RRI researchers’ toolkit to aid secure communication

Presenting qkdSim: a QKD experimentalist’s best friend. Two QKD experimentalists figuring out the most cost-ef...Read More
BENGALURU: Researchers from the Raman Research Institute (RRI), as part of India’s first Quantum Experiments using Satellite Technology (QuEST) project supported by the Indian Space Research Organisation (Isro), have come up with a unique simulation toolkit for end-to-end QKD (quantum key distribution), which will help secure digital communication.
The novel toolkit comes at a time advisories from the Ministry of Home Affairs (MHA) to ensure online communication via secure platforms have highlighted the increasing need for measures to ensure security in the virtual world as Covid-19 confines most day-to-day activities to the digital space.
The secure part of any information transfer protocol is in the distribution of the key used to encrypt and decrypt the messages, RRI, an autonomous institute under the department of science and technology (DST), said.
To tackle this challenge, RRI researchers have come up with a unique simulation toolkit for end-to-end QKD named ‘qkdSim’, which is based on modular principles that allow it to be grown into different classes of protocols using various underpinning technologies.
The research led by Prof Urbasi Sinha’s team was done in collaboration with Prof Barry Sanders from University of Calgary, Canada, and is a part of QuEST. Their work has been accepted by the journal Physical Review Applied.
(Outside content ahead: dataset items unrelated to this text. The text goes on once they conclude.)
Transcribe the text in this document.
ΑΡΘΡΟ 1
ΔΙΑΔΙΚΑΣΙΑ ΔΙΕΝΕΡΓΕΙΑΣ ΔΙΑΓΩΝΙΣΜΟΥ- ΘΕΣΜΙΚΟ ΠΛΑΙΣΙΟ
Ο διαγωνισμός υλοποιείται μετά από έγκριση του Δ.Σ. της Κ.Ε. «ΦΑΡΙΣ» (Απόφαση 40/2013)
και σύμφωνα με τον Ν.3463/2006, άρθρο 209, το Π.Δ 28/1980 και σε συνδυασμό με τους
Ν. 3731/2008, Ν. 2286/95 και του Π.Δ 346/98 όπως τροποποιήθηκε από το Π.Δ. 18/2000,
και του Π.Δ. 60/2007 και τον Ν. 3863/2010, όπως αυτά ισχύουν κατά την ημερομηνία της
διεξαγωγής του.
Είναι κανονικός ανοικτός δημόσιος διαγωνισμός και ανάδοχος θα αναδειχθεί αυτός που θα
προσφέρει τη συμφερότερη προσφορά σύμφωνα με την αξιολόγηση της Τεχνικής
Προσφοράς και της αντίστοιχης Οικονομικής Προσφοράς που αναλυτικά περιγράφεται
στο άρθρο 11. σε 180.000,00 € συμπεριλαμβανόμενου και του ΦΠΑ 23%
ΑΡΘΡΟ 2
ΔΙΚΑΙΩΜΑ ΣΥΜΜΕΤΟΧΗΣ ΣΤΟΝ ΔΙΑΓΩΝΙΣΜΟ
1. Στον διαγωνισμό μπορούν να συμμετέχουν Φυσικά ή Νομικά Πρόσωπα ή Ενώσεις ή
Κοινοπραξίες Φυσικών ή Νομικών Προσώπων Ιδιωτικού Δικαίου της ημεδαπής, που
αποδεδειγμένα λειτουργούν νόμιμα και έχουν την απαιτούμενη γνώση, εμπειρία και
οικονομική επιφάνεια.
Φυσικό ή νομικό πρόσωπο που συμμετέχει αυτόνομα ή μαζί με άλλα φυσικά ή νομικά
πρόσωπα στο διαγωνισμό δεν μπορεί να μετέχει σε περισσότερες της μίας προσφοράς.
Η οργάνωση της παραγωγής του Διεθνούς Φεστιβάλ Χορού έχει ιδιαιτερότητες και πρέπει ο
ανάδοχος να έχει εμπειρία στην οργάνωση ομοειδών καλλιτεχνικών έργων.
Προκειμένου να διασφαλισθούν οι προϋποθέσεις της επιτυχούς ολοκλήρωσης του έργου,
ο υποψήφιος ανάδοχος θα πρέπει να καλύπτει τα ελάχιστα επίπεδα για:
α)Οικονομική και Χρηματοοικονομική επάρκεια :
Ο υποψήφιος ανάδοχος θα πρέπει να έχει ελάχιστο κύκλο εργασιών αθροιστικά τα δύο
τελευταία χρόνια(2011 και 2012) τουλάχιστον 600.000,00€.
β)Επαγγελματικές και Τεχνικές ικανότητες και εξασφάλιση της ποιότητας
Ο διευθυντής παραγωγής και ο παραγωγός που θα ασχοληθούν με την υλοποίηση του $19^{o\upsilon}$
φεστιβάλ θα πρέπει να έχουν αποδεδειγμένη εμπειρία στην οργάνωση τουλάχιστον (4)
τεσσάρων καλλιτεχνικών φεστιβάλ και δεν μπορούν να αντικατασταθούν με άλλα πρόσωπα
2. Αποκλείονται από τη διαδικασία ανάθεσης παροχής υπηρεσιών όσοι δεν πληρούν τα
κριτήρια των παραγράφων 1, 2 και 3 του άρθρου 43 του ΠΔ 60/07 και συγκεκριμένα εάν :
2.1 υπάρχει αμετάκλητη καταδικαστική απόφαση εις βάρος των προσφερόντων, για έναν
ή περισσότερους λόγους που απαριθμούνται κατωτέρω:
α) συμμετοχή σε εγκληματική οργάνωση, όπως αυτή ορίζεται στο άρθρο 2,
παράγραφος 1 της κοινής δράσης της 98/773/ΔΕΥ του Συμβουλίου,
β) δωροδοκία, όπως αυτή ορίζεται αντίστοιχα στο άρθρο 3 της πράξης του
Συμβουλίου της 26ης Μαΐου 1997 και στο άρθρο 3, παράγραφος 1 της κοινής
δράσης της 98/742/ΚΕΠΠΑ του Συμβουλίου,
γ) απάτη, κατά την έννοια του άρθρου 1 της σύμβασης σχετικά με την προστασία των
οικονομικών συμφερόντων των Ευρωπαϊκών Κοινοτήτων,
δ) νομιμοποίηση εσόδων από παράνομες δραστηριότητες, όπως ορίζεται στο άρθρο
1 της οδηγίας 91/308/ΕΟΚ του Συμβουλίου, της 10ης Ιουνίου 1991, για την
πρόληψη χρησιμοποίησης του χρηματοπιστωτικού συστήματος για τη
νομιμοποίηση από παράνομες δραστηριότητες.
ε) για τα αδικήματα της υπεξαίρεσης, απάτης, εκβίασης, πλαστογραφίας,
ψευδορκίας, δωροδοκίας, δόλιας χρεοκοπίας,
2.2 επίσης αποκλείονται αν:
“The novelty lies in its exhaustive inclusion of different experimental imperfections, both device-based and process-based. Thus, results will match with actual experimental implementations to much better accuracy than existing toolkit, making it a QKD experimenter’s best friend,” DST said.
As QKD grows rapidly in academic, industrial, government, and defence laboratories, this toolkit, accompanied by an instructive application to the uniquely designed “B92 experiment” — a QKD protocol using single photons and associated laws of physics like the Uncertainty Principle and No-Cloning theorem to assure perfect security — will be influential, according to the DST.
“Secure error free communication protocols are assuming extraordinary importance for which QKD is an attractive solution,” said Prof Ashutosh Sharma, Secretary, DST.
The research work is two-fold in its novelty as well as process development. On the one hand, they’ve developed a simulation toolkit, which bridges a significant gap in the QKD community. On the other, they’ve performed implementation of what’s called a prepare and measure QKD protocol (B92), which has higher key rates and lower quantum bit error rate.
“This is India’s first end-to-end free space QKD experiment. It also has internationally competitive key rates and error rates. RRI plans to follow this up by expanding current scope of qkdSim to include entanglement based QKD protocols and experimental comparisons for the same. This can lead to a whole new software that will be highly beneficial to the experimental secure quantum communication community,” DST added.
The DST added that this will be indispensable to design, set up, optimize, and evaluate experiments for demonstrating QKD and will engender further development to broaden the simulation tool’s applicability. “With the advent of the upcoming National Mission on Quantum Technologies and Applications, this work provides the bedrock for such developments in the country and hence will be of great interest,” it added.